PS: PLEASE DON'T COMMENT THAT GIVEN DATA IS NOT CLEAR!!!!! GIVEN DATA IS CLEAR AND has to be done a REGRESSION model in Excel WITH THAT DATA and interpret the results obtained from the equation based on the questions. IF YOU DON'T KNOW HOW TO DO ANOVA , PLEASE DON'T ANSWER.

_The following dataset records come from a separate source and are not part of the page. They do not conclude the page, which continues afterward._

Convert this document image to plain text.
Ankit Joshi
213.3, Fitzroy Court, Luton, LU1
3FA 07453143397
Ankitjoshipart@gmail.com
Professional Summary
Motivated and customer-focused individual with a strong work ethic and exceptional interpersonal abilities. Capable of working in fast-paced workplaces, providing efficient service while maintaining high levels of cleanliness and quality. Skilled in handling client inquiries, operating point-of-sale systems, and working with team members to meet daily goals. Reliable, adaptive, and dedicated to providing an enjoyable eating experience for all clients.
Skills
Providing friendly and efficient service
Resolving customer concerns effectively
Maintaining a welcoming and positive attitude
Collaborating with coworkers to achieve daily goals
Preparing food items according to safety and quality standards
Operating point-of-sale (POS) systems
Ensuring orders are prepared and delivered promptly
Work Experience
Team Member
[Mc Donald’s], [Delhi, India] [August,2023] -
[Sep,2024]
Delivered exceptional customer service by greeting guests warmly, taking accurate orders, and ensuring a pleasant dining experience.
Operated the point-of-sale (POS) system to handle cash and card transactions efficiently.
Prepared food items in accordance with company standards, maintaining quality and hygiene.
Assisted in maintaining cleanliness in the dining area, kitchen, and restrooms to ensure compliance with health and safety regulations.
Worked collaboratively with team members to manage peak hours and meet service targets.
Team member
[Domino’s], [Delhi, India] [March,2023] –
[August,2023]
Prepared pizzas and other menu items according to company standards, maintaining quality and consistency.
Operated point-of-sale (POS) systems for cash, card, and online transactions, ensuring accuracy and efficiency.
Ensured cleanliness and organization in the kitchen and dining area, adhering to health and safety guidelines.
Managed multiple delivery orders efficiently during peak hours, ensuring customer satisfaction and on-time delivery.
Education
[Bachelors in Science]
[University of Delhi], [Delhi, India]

IF YOU ALREADY ANSWERED THIS PROBLEM, PLEASE DON'T GIVE SAME ANSWER AGAIN.
THANK YOU.
Solution :-
Though the question says that the average number of advertisement and price are given, in the dataset, only ordinal data for price and advertisement is given. So, we define dummy binary variables to take care of this situation.
Q1.
Let X = (X1, X2) be a set of binary variable such that when there is a high advertisement, X1=X2=1, when low advertisement, X1=1, X2=0, and for no advertisement X1=X2=0
SUMMARY OUTPUT | ||||||
Regression Statistics | ||||||
Multiple R | 0.599 | |||||
R Square | 0.359 | |||||
Adjusted R Square | 0.336 | |||||
Standard Error | 193.592 | |||||
Observations | 60.000 | |||||
ANOVA | ||||||
df | SS | MS | F | Significance F | ||
Regression | 2 | 1194253.233 | 597126.6167 | 15.93277026 | 3.1881E-06 | |
Residual | 57 | 2136239.75 | 37477.89035 | |||
Total | 59 | 3330492.983 | ||||
Coefficients | Standard Error | t Stat | P-value | Lower 95% | Upper 95% | |
Intercept | 485.70 | 43.29 | 11.22 | 0.00 | 399.02 | 572.38 |
X1 | 163.05 | 61.22 | 2.66 | 0.01 | 40.46 | 285.64 |
X2 | 182.35 | 61.22 | 2.98 | 0.00 | 59.76 | 304.94 |
So, the regression equation is:
No. of Shoppers (Y) = 485.70 + 163.05 X1 + 182.35 X2
Where, (X1, X2) = (0,0) for no advertisement, = (1,0) for low advetisement, and (1,1) for high advertisement.
Q2.
Let X3 be another binary variable such that X3=1 when the price is high and X3=0 otherwise.
SUMMARY OUTPUT | |||||
Regression Statistics | |||||
Multiple R | 0.756 | ||||
R Square | 0.571 | ||||
Adjusted R Square | 0.548 | ||||
Standard Error | 159.757 | ||||
Observations | 60 | ||||
ANOVA | |||||
df | SS | MS | F | Significance F | |
Regression | 3 | 1901239.383 | 633746.4611 | 24.83100397 | 2.38998E-10 |
Residual | 56 | 1429253.6 | 25522.38571 | ||
Total | 59 | 3330492.983 | |||
Coefficients | Standard Error | t Stat | P-value | Lower 95% | |
Intercept | 594.25 | 41.25 | 14.41 | 0.00 | 511.62 |
X1 | 163.05 | 50.52 | 3.23 | 0.00 | 61.85 |
X2 | 182.35 | 50.52 | 3.61 | 0.00 | 81.15 |
X3 | -217.10 | 41.25 | -5.26 | 0.00 | -299.73 |
No. of Shoppers (Y) = 594.25 + 163.05 X1 + 182.35 X2 - 217.10 X3
The second model is better predicting becasue we find the multiple R-squared values having higher value for the second value.